8
Diagnosis
➤ The panel recommends performing rapid molecular drug
susceptibility testing for rifampin with or without isoniazid using
the respiratory specimens of persons who are either AFB smear
positive or Hologic Amplified MTD positive and who meet one of
the following criteria (S-M):
• have been treated for tuberculosis in the past
• were born in or have lived for ≥1 year in a foreign country with at least a moderate
tuberculosis incidence (≥20 per 100,000) or a high primary multidrug-resistant
tuberculosis prevalence (≥2%)
• are contacts of patients with multidrug-resistant tuberculosis, or
• are HIV infected.
Remarks: This recommendation specifically addresses patients who are Hologic
Amplified MTD positive because the Hologic Amplified MTD NAAT only detects
TB and not drug resistance. It is not applicable to patients who are positive for types of
NAAT that detect drug resistance, including many line probe assays and Cepheid Xpert
MTB/RIF.
➤ The panel suggests mycobacterial culture of respiratory
specimens for all children suspected of having pulmonary TB
(C-M).
Remarks: In a low incidence setting like the United States, it is unlikely that a child
identified during a recent contact investigation of a close adult/adolescent contact with
contagious TB was, in fact, infected by a different individual with a strain with a
different susceptibility pattern. Therefore, under some circumstances, microbiological
confirmation may not be necessary for children with uncomplicated pulmonary TB
identified through a recent contact investigation if the source case has drug-susceptible
TB.
➤ The panel suggests sputum induction rather than flexible
bronchoscopic sampling as the initial respiratory sampling
method for adults with suspected pulmonary TB who are either
unable to expectorate sputum or whose expectorated sputum is
AFB smear microscopy negative (C-L).
➤ The panel suggests flexible bronchoscopic sampling, rather than
no bronchoscopic sampling, in adults with suspected pulmonary
TB from whom a respiratory sample cannot be obtained via
induced sputum (C-VL).
Remarks: In the committee members' clinical practices, bronchoalveolar lavage (BAL)

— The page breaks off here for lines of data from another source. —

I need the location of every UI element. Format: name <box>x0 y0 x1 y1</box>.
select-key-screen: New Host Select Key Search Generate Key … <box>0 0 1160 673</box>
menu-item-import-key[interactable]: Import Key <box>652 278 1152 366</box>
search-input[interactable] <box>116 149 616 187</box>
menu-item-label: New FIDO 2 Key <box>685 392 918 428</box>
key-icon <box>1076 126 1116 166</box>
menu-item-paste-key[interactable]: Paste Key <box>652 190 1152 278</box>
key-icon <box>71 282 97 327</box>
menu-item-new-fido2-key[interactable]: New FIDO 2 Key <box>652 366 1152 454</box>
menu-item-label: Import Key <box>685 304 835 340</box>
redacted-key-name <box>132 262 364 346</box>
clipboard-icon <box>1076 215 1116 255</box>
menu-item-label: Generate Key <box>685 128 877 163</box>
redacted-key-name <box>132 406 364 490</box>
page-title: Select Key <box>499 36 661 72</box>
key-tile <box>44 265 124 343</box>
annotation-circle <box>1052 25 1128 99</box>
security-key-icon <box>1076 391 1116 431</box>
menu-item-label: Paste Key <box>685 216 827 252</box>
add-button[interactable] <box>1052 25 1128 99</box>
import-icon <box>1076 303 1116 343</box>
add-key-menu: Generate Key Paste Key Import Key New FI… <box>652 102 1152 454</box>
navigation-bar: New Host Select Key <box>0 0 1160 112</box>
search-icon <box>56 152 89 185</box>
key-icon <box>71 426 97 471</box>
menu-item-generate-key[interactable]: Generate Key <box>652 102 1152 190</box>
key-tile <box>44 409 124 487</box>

plus brushings alone are performed for most patients. However, for patients in whom a
rapid diagnosis is essential, transbronchial biopsy is also performed.
➤ The panel suggests that postbronchoscopy sputum specimens
be collected from all adults with suspected pulmonary TB who
undergo bronchoscopy (C-L).
Remarks: Postbronchoscopy sputum specimens are used to perform AFB smear
microscopy and mycobacterial cultures.